Each time the administration allows the government to remain on record as supporting such discrimination, the practice of classifying people by race and assigning them unique personalities, backgrounds, and outlooks because of their skin color will become more deeply ingrained than ever. How can this administration argue that police racial profiling — the process of concluding one's skin color is a proxy for likely criminal activity — is wrong, while at the same time arguing that universities can make race a proxy for likely classroom activity? They can't have it both ways: either race tells us something important about a person or it doesn't.

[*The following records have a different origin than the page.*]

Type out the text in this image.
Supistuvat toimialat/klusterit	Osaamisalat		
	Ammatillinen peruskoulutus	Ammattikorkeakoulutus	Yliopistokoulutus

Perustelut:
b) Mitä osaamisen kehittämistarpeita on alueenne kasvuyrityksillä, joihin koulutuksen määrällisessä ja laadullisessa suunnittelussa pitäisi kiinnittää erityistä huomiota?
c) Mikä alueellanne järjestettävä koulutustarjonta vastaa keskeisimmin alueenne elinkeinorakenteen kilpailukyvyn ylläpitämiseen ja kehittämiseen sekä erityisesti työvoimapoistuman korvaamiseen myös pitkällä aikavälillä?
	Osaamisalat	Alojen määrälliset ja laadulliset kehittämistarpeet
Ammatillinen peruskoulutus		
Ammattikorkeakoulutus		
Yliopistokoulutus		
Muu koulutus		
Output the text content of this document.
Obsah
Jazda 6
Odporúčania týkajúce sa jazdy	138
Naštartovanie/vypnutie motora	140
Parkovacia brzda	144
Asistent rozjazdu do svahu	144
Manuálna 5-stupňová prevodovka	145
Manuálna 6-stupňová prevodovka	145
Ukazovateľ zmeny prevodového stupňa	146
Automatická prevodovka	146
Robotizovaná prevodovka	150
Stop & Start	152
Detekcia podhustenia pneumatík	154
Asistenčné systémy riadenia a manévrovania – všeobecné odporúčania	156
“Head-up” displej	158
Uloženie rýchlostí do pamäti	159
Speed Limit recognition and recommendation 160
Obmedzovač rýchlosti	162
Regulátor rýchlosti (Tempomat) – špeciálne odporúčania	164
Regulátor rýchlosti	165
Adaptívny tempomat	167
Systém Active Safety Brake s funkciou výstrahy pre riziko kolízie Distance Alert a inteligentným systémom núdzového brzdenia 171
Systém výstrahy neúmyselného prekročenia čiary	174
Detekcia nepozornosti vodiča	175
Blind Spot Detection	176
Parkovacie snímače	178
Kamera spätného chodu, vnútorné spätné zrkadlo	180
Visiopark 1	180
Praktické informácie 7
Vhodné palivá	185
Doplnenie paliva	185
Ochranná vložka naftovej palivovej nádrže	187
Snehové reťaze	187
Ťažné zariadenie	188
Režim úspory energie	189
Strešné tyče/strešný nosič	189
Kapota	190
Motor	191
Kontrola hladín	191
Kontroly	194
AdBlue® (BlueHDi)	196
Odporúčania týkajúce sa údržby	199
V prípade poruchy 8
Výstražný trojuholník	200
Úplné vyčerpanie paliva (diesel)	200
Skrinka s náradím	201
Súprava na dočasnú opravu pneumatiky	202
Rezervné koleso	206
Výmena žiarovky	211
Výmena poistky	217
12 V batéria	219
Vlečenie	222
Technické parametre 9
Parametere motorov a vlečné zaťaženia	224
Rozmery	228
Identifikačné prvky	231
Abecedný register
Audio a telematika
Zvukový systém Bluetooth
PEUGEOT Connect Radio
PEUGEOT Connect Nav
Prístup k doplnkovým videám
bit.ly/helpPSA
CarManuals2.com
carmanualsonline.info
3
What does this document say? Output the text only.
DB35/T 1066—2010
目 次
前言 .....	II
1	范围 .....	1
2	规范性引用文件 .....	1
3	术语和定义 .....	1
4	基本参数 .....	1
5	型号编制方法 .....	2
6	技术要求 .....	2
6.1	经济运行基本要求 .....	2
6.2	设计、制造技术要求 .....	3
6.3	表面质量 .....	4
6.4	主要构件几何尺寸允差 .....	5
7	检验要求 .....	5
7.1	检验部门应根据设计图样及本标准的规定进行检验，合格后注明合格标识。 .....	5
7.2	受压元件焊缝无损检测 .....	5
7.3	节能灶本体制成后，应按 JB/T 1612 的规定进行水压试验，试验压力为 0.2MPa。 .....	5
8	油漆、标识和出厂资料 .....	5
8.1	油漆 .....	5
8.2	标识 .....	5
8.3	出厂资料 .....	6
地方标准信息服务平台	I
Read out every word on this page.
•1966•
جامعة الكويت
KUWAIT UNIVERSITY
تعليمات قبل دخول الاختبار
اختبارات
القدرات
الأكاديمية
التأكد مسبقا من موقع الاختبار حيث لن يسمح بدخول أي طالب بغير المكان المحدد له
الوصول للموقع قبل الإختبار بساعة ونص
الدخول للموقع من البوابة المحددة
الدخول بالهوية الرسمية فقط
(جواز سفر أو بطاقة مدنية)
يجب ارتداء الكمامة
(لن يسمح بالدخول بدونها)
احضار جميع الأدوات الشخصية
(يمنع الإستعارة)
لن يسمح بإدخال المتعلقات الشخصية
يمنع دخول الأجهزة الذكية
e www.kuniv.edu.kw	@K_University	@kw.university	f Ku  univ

This isn't a new issue for Mr. Bush. After all, he was governor of Texas at the time the highly controversial Hopwood decision was handed down. In that case, as in the Georgia one, the University of Texas was accused of having a two-track admissions policy — one for whites and Asians and another, less competitive one for blacks and Hispanics. The Hopwood court found that race should never be a factor used to achieve diversity in college admissions, and then-Governor Bush stated on numerous occasions he believed the court properly decided the case.

Even more telling are his answers to a 1998 candidate questionnaire in which he was asked: "For the sake of obtaining a diversity of viewpoints and experiences, public educational institutions should be allowed to consider the race and ethnicity of applicants." He answered, "no."

Unlike the situation with school vouchers or tax brackets, on the preference issue Bush cannot plead the give-and-take necessary to pass legislation. Legislative compromise is not at work here. President Bush can't change his mind on this one.

What America needs on this issue is political leadership that will unwaveringly argue that race is a meaningless construct and should be abandoned as a factor in our public lives. Period. Without this clear articulation, Americans of every race will remain exasperated over the do's and don'ts , the when's and when-nots, and how's and how-nots of race and ethnicity.

President Bush and Attorney General Ashcroft know this. But they must find the political courage to act upon their beliefs. Withdrawing the University of Georgia pro-racial preference brief is a good place to start.